The author Ann Fessler is an adoptee who interviewed hundreds of women about their experiences with losing their children to adoption following WWII and before Roe v. Wade.
Note the use of the word “lost to adoption”. As an adoption professional I am very sensitive to adoption language. We typically say “placed” for adoption, not “given up” or “lost to” as our efforts are dedicated to encouraging positive adoption experiences in which birth families are making intentional plans and decisions or their child. They are choosing to place their child into a home they select. It is intentional and well thought out.
However, Ann Fessler’s work captures a dark time in history in which young women mostly didn’t have a choice in placing. Due to family pressures and societal expectations, they were told-often by their parents- they would be separating from their children.
The stories in this book are shattering. Young women who found themselves pregnant and were not able to, or were unwilling to marry the father were sent to live in maternity homes, deliver their baby and then return home as though nothing happened.
As a doula with 2 birth experiences of my own, I was particularly disturbed by the stories of birth. They women, some as young as 15, were dropped off at a maternity home and left at the door. They were given no support or education about what to expect during pregnancy and delivery. Some were not even permitted to use their real first names among their peers. The entire process was saturated in shame.
When they went into labor they were taken to the hospital, often sequestered in a room alone, some berated by the nursing staff, and left to labor alone. Imagine the fear of that experience.
Many women report being knocked out and not being conscious for delivery. Some never saw their children or knew the gender. Many were told they weren’t permitted to see or hold their children. Many were told lies about what type of home their child was going to, as they’d learn during reunion years later.
The stories are devastating. As an adoption professional, it is a reminder or why we are so focused on learning better so that we will do better for the adoption community. The birth parent experience is essential to a positive adoption. A woman’s grief is deep and pervasive. It has implications across the lifetime, even for the women who are choosing to place their child.
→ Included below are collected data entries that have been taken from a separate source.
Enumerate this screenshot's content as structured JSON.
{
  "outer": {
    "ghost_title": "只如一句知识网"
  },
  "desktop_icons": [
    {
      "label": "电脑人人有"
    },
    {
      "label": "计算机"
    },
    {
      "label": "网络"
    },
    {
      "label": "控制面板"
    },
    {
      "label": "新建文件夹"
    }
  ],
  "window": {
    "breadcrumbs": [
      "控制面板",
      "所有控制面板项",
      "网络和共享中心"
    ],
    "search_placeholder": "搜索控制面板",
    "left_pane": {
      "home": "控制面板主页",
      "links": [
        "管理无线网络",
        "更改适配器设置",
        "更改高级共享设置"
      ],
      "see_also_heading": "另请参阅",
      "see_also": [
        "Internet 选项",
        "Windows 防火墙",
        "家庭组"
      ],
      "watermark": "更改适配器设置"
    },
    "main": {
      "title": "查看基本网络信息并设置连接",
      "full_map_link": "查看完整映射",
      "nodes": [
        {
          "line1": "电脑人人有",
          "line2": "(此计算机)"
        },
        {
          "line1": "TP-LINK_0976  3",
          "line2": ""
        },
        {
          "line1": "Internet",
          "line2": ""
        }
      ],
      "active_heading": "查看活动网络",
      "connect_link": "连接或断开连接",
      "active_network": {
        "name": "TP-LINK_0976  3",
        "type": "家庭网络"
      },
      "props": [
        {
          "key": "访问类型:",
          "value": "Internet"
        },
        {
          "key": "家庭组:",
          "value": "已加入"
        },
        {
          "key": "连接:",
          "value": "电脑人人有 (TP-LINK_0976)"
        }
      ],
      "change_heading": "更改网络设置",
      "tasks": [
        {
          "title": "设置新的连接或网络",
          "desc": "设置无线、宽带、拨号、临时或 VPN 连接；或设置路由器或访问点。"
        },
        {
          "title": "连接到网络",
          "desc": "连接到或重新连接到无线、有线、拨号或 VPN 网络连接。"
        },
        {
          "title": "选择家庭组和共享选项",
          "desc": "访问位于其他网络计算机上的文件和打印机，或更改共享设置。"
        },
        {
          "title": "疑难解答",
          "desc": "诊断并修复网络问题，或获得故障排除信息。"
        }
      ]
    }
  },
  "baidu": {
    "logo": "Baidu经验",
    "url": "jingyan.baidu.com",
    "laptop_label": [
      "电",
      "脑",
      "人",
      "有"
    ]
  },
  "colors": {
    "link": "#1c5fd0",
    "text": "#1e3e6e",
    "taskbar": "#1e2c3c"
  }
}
You simply cannot accept adoption without acknowledging it’s roots in grief and loss. This book aims the light at this dark spot in history– adoption history, women’s history, American history.
It is a must read for birth mothers, adoptive families and the loved ones of members of the adoption constellation.
Many women never told their story. You could be reading the untold story of your own family.
For more information, visit the authors website.
*I was able to find a copy at our local library, so in the spirit of being environmentally friendly, consider checking your library.